Higher-order MRFs based image super resolution: why not MAP?
This work addresses computational efficiency in image super-resolution for applications requiring fast processing, but it is incremental as it focuses on optimizing inference methods within an existing prior framework.
The paper tackles the single image super-resolution problem using a higher-order Markov Random Fields prior, showing that maximum a posteriori (MAP) inference is computationally efficient and performs equally well or better than minimum mean square error (MMSE) estimates, with practical experiments demonstrating comparable or improved results.

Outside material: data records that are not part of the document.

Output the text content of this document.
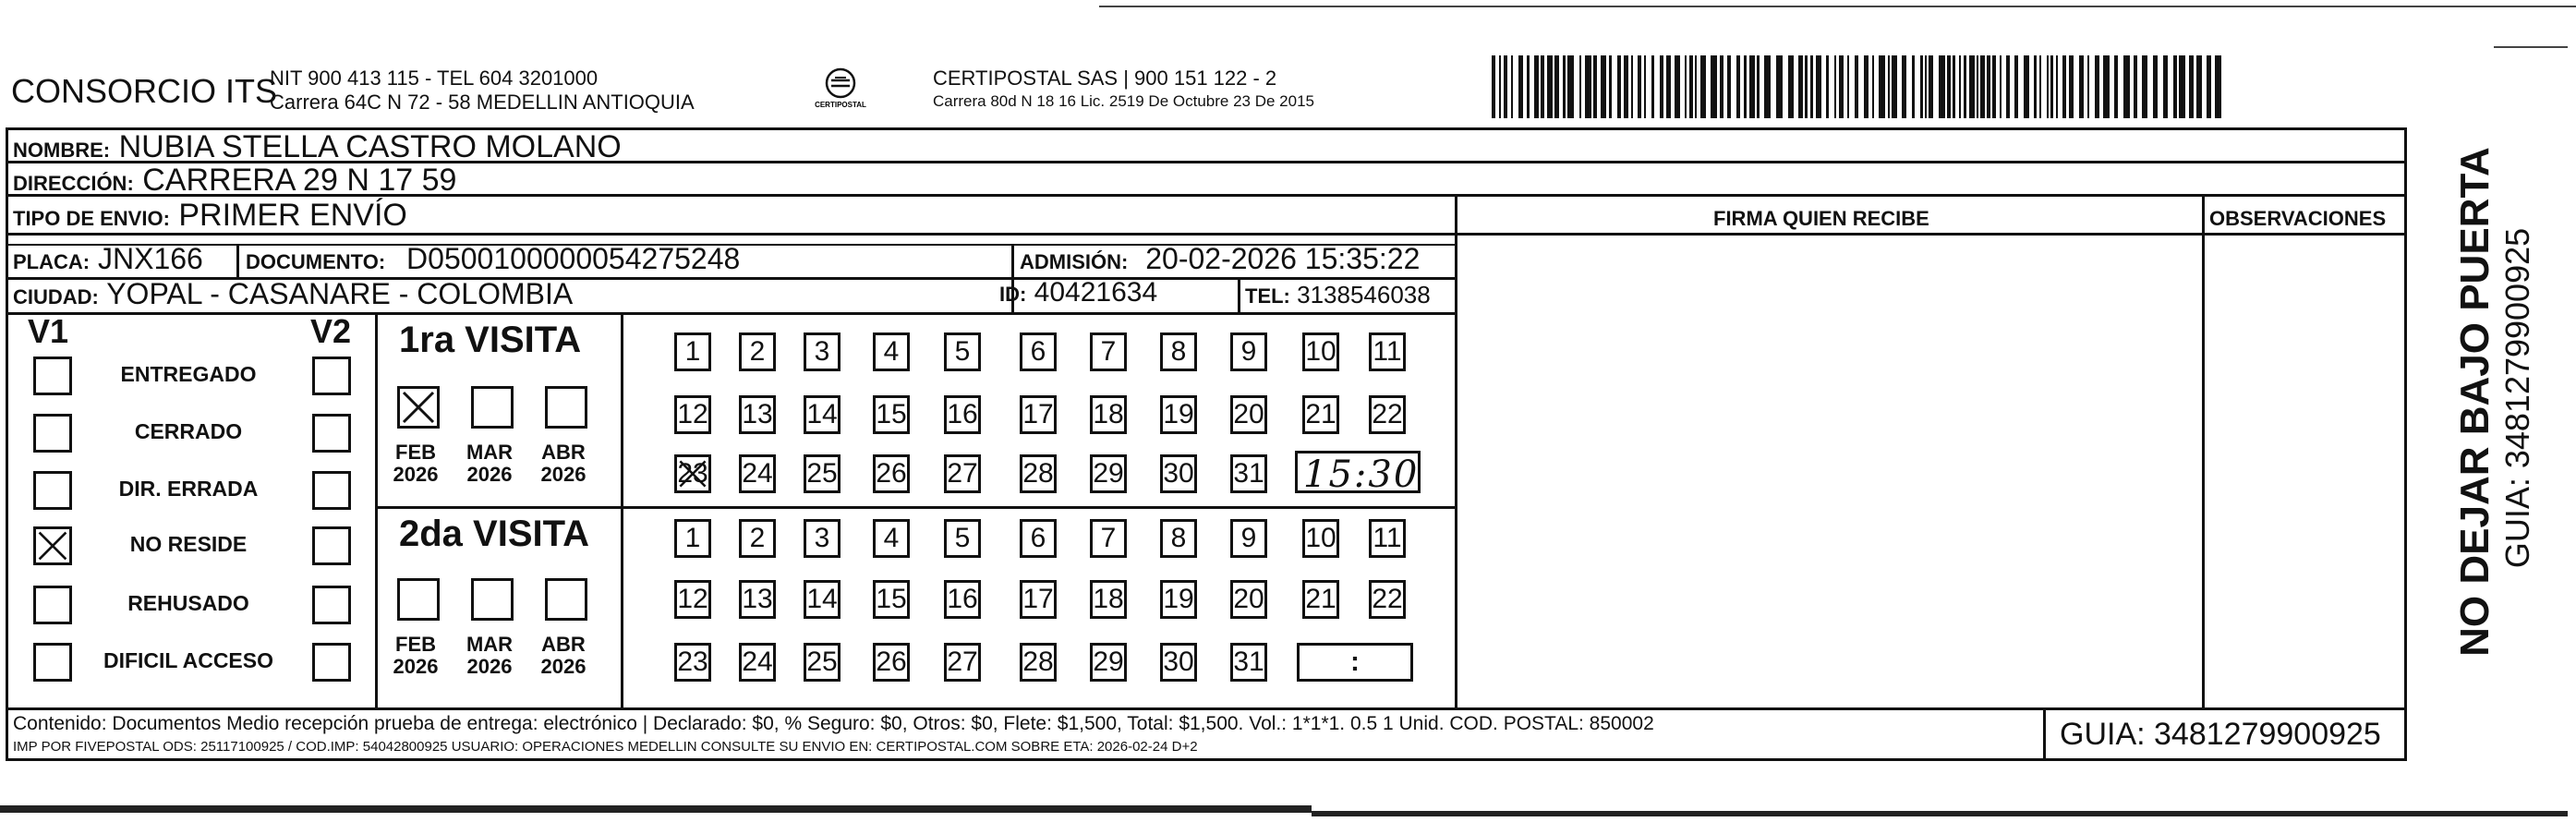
CONSORCIO ITS
NIT 900 413 115 - TEL 604 3201000
Carrera 64C N 72 - 58 MEDELLIN ANTIOQUIA	CERTIPOSTAL
CERTIPOSTAL SAS | 900 151 122 - 2
Carrera 80d N 18 16 Lic. 2519 De Octubre 23 De 2015
NOMBRE: NUBIA STELLA CASTRO MOLANO
DIRECCIÓN: CARRERA 29 N 17 59
TIPO DE ENVIO: PRIMER ENVÍO	FIRMA QUIEN RECIBE	OBSERVACIONES
PLACA: JNX166 DOCUMENTO: D0500100000054275248	ADMISIÓN: 20-02-2026 15:35:22
CIUDAD: YOPAL - CASANARE - COLOMBIA	ID: 40421634	TEL: 3138546038
V1	V2
ENTREGADO
CERRADO
DIR. ERRADA
NO RESIDE
REHUSADO
DIFICIL ACCESO
1ra VISITA
2da VISITA
FEB
2026
MAR
2026
ABR
2026
FEB
2026
MAR
2026
ABR
2026
1	2	3	4	5	6	7	8	9	10 11
12 13 14 15 16 17 18 19 20 21 22
23 24 25 26 27 28 29 30 31
1	2	3	4	5	6	7	8	9	10 11
12 13 14 15 16 17 18 19 20 21 22
23 24 25 26 27 28 29 30 31
15:30
:
Contenido: Documentos Medio recepción prueba de entrega: electrónico | Declarado: $0, % Seguro: $0, Otros: $0, Flete: $1,500, Total: $1,500. Vol.: 1*1*1. 0.5 1 Unid. COD. POSTAL: 850002
IMP POR FIVEPOSTAL ODS: 25117100925 / COD.IMP: 54042800925 USUARIO: OPERACIONES MEDELLIN CONSULTE SU ENVIO EN: CERTIPOSTAL.COM SOBRE ETA: 2026-02-24 D+2	GUIA: 3481279900925
NO DEJAR BAJO PUERTA GUIA: 3481279900925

A trainable filter-based higher-order Markov Random Fields (MRFs) model - the so called Fields of Experts (FoE), has proved a highly effective image prior model for many classic image restoration problems. Generally, two options are available to incorporate the learned FoE prior in the inference procedure: (1) sampling-based minimum mean square error (MMSE) estimate, and (2) energy minimization-based maximum a posteriori (MAP) estimate. This letter is devoted to the FoE prior based single image super resolution (SR) problem, and we suggest to make use of the MAP estimate for inference based on two facts: (I) It is well-known that the MAP inference has a remarkable advantage of high computational efficiency, while the sampling-based MMSE estimate is very time consuming. (II) Practical SR experiment results demonstrate that the MAP estimate works equally well compared to the MMSE estimate with exactly the same FoE prior model. Moreover, it can lead to even further improvements by incorporating our discriminatively trained FoE prior model. In summary, we hold that for higher-order natural image prior based SR problem, it is better to employ the MAP estimate for inference.